MHB Solve Binominal Form (4x+3)^n | Binomial Coefficients

[Alexstrasuz1]

In solved binominal form (4x+3)^n has two members x^4 and x^3 whose binomial coefficients are equal.
I'm kinda good in solving binomial coefficient, but I never stumbled to something like this

 

[earboth]

In solved binominal form (4x+3)^n has two members x^4 and x^3 whose binomial coefficients are equal.
I'm kinda good in solving binomial coefficient, but I never stumbled to something like this

Hello,

take Pascal's triangle of binomial coefficient and look (for n > 4)
View attachment 3393

for those neighbouring coefficients which are in the relation 3 to 4.

The first hit is for n = 6.

Expanding $$(4x+3)^6$$ you'll find that the coefficients in question are 34560.

 

[topsquark]

In solved binominal form (4x+3)^n has two members x^4 and x^3 whose binomial coefficients are equal.
I'm kinda good in solving binomial coefficient, but I never stumbled to something like this

The binomial expansion of
[math](4x + 3)^n = \sum_{i = 0}^n {n \choose i} (4x)^i \cdot 3^{n- i}[/math]

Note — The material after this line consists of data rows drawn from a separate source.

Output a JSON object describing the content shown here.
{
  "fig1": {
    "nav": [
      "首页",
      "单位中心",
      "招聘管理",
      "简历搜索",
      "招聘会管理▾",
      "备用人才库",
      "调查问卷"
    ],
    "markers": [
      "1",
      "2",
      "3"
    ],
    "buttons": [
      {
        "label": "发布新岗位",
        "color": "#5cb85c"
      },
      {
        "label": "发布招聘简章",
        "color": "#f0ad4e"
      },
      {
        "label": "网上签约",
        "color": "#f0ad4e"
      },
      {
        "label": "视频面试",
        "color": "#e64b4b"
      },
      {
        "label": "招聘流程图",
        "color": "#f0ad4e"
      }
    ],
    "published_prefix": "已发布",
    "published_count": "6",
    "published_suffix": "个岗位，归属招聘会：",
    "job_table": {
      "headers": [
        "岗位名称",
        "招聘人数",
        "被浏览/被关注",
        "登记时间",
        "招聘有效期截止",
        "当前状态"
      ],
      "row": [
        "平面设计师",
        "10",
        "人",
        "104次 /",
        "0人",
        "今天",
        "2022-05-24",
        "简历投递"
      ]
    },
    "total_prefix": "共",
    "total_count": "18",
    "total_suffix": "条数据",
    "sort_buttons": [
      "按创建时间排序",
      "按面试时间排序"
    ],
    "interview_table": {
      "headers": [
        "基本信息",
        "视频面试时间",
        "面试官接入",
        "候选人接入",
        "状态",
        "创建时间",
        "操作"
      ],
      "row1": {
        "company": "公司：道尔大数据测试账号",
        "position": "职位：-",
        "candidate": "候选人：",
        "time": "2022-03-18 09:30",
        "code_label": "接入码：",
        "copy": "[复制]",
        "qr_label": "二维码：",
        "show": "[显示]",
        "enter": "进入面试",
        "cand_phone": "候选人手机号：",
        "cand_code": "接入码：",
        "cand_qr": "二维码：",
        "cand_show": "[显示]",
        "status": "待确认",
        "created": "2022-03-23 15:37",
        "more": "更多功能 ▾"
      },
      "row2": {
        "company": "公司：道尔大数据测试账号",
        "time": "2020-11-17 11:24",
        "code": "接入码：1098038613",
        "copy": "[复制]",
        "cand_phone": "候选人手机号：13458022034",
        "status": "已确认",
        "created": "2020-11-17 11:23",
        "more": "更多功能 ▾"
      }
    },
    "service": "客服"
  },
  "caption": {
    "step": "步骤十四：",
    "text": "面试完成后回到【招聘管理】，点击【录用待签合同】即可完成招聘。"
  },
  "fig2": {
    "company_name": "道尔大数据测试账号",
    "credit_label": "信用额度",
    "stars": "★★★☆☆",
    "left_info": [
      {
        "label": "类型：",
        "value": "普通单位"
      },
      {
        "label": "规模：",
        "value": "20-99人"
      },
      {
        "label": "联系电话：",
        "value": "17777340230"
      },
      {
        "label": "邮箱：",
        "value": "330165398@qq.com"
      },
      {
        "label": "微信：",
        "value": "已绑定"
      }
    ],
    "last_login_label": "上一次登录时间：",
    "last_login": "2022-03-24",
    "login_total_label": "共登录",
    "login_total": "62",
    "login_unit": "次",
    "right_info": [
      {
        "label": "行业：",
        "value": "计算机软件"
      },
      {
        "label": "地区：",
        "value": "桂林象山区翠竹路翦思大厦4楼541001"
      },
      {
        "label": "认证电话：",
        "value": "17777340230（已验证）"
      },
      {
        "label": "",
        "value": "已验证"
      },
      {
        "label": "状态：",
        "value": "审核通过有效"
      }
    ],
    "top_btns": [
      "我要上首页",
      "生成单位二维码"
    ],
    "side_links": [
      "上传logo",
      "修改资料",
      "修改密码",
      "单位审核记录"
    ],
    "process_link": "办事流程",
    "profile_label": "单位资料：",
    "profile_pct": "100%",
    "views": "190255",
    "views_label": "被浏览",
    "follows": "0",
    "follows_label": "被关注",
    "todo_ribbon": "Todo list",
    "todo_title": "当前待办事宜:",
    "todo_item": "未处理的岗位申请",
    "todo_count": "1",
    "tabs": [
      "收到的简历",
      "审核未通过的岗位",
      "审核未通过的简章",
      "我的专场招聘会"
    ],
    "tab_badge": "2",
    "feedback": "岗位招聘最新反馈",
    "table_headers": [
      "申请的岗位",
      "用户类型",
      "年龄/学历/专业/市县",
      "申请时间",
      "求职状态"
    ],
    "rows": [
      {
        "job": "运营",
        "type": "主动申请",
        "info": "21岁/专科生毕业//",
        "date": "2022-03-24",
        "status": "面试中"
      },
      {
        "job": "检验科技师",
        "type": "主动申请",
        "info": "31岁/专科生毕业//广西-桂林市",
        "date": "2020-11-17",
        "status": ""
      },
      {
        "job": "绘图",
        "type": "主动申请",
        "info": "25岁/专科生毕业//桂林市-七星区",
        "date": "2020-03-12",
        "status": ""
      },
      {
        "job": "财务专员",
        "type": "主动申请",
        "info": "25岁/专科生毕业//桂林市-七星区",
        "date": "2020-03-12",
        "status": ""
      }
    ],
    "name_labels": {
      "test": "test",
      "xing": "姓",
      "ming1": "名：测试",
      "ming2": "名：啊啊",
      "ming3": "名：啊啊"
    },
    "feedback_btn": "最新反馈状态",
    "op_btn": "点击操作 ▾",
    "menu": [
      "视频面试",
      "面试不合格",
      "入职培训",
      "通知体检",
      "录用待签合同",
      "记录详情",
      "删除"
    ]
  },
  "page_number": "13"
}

So the coefficient of the [math]x^3[/math] term (which implies i = 3) is
[math]{n \choose 3}4^3 \cdot 3^{n - 3}[/math]

and the coefficient of the [math]x^4[/math] term (which implies i + 1 = 3 + 1) is
[math]{n \choose 4} 4^4 \cdot 3^{n - 4}[/math]

Equating these:
[math]{n \choose 3}4^3 \cdot 3^{n - 3} = {n \choose 4} 4^4 \cdot 3^{n - 4}[/math]

[math]3 {n \choose 3} = 4 {n \choose 4}[/math]

[math]3 \cdot \frac{n!}{3! (n - 3)!} = 4 \cdot \frac{n!}{4! (n - 4)!}[/math]

[math]3 \cdot \frac{1}{n - 3} = 1[/math]

[math]3 = n - 3[/math]

[math]n = 6[/math]

And you can now calculate that the coefficient is the same as earboth told you, 34560.

-Dan